Grand Kartalkaya otelinde zaten ateş çemberi sayılabilecek dev yapı bloğu çatısının odaların büyük bir bölümünü kanatları altına alması, üstüne restoranın da bu kütlenin orta kısmına yerleştirilmesi bu ateş çemberinin tamamlanmasına yol açmıştır ne yazık ki. Mutfakların yangınlar için potansiyel bir tehlike oluşturabileceği bilinmektedir. Çatıdaki yanıcı maddelere de sıçrayan yangın bu şekilde ivme kazanmıştır.
Ülkemizde benzer bir soruna farklı bir örnek, Kapadokya Peribacası çevresinde maalesef dev yapılara izin verilmesidir. Oysa yaklaşık 10 yıl öncesinde kadar, 2863 no’lu Kanun’da Peribacaları ve çevresinin Kapadokya’da önemle korunması gerektiği vurgulanmış, Peribacaları ve çevresinde yapılaşmalara izin verilmemişti. Maalesef bu dev inşaatların temeli açılırken oluşturulan titreşimler bile Peribacaları’nın ve kaya oyma mekânların organik kaya kabuğu ile mevcut yivlerinin hareketine geçmesine, bu güzelliklerin yok olmasına neden olmaktadır.
Milyon yıl öncesi oluşmuş, yüzyıllardır ayakta duran Peribacaları’nın, bu doğal güzelliğe son derece uyumlu geleneksel Anadolu evleri mütevazılığının ve tarihi geçmişimizin bu şekilde korunması mümkün değildir. Geçmişte, Göreme Vadisi’nde yer alan Arnavut kaldırımlı yolun tur otobüslerinin bölgeye çok sık gelmesiyle titreşmesinden dolayı oluşturduğu rezonans etkisinin bile peribacaları ve tarihi kaya yerleşimlere zarar verdiği tespitleri yapılmışken ayrıca Göreme Vadisi’nin arka sırtından daha geniş ve üstelik doğal dokusuna uymayan asfalt yola müsaade edilmiştir. Ayrıca büyük ses düzenlemelerinin oluşturduğu festivaller ve dünyaca ünlü kulüplerin partilerine de vadilerin ortasında müsaade edilmiştir. Son yıllarda “Peribacası kendiliğinden uçtu, şiddetli yağmur etkisiyle yıkıldı” haberlerinin aslında doğru olmadığı, görünmeyen hasarların oda yapılmak için açıldığı, hatta dev kesici araçların bu alanlara getirildiği yerli halk tarafından gözlemlenmektedir.
- Denetleme mekanizmaları adil ve doğru kurgulanmalıdır.

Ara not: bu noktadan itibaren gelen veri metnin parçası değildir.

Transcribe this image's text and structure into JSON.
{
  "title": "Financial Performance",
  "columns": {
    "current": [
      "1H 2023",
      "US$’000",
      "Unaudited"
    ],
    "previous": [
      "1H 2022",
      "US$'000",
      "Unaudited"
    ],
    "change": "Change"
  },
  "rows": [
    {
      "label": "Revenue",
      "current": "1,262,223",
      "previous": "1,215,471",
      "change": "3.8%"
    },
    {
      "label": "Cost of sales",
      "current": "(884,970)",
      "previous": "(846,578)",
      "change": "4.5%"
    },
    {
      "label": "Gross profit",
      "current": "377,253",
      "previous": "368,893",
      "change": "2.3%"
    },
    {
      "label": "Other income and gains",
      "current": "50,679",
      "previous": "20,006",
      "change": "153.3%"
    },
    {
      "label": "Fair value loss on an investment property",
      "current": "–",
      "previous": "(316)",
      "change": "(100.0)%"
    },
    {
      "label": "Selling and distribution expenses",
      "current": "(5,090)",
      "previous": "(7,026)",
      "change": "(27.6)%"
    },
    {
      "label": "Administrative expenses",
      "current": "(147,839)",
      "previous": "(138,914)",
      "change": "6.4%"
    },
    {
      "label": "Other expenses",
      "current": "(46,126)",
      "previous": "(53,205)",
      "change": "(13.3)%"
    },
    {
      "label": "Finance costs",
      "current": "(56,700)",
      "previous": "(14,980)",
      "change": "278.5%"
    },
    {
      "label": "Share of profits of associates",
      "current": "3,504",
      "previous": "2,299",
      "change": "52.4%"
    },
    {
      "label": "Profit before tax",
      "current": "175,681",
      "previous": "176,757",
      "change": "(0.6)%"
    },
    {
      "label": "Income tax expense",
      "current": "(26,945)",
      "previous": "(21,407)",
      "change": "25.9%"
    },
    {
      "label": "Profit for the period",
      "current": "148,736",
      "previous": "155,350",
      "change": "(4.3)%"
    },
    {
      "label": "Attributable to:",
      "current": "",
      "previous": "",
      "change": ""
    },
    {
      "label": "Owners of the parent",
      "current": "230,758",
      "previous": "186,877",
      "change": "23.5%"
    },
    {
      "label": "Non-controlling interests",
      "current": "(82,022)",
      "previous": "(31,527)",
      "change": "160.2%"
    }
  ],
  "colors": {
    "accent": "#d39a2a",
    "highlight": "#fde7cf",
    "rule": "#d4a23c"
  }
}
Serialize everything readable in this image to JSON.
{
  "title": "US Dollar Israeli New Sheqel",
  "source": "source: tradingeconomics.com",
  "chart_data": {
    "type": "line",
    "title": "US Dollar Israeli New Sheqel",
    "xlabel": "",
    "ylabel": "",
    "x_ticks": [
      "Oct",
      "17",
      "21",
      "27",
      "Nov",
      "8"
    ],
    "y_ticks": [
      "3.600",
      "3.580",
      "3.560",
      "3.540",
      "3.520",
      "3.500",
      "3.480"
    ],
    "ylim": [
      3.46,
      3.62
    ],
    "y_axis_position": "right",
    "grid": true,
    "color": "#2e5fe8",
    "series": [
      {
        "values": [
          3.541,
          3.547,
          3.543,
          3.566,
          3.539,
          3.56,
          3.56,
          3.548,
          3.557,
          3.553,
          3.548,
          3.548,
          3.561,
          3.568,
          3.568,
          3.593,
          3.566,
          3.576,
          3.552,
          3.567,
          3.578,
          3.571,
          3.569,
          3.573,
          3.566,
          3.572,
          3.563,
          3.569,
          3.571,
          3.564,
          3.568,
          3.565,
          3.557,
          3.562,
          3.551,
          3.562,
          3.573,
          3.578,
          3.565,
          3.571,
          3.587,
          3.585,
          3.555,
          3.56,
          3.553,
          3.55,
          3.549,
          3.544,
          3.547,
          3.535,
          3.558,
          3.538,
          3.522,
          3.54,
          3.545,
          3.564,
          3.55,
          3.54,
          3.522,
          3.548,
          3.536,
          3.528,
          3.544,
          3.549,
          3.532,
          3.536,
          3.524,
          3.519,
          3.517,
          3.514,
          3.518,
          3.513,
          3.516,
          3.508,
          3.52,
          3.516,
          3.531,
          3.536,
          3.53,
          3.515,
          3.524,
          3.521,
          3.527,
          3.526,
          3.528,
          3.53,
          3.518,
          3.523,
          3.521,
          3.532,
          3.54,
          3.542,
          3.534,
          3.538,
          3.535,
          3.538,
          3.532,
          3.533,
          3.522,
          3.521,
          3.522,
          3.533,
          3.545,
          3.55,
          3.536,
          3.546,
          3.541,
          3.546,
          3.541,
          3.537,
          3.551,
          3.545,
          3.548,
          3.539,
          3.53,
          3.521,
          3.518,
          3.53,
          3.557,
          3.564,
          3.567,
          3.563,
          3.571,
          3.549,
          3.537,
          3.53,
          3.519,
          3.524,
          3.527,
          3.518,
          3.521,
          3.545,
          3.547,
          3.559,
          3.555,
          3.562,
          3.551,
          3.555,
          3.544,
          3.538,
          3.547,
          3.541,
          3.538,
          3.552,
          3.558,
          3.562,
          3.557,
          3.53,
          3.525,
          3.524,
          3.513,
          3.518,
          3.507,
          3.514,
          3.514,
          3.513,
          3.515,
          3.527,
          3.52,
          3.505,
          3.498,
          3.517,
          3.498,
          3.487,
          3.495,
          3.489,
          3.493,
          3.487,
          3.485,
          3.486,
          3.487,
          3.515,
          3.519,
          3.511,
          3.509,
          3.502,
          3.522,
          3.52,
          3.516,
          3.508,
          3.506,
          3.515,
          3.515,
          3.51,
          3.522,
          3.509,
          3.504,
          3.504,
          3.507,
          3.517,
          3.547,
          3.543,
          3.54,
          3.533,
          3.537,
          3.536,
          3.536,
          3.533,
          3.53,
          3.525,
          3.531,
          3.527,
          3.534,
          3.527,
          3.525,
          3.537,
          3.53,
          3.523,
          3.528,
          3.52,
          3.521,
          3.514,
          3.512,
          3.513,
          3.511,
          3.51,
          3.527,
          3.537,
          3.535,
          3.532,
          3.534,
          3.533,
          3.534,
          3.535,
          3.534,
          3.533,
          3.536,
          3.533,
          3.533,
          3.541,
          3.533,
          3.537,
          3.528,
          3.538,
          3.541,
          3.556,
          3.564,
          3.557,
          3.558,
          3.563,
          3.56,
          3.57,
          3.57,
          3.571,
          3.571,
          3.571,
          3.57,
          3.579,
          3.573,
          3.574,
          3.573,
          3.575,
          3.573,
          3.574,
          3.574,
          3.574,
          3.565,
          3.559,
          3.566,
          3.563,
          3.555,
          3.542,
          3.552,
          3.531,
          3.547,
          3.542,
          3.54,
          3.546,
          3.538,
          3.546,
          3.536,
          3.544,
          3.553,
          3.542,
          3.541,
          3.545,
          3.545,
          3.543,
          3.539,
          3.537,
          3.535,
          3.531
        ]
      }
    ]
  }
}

Grand Kartalkaya Otel’i bir simge oldu. Oysa Türkiye’nin her yerinde öyle güzel değerlerimiz öyle bir kasıtla yok ediliyor ki bunun farkına varmalı ve insanlarımıza barınak amaçlı yapılan bu yapıların, yanlış bilgilerden dolayı mezara dönüşmesine izin vermemeliyiz.
Ülkemizde deprem ve selden sonra yangın gibi diğer afetlerin de düşünülerek uzman kadrolara yer verilmemesi yanında yapılan ihmaller, fiziksel ve sosyal çevre değerlerimizin hızla yitirilmesine yol açmaktadır. Bu konuda yöneticilerimizin gereğini yapacağını ümidiyle, çocuklarımıza güzel bir ülke bırakmak hepimizin arzusu olmalıdır.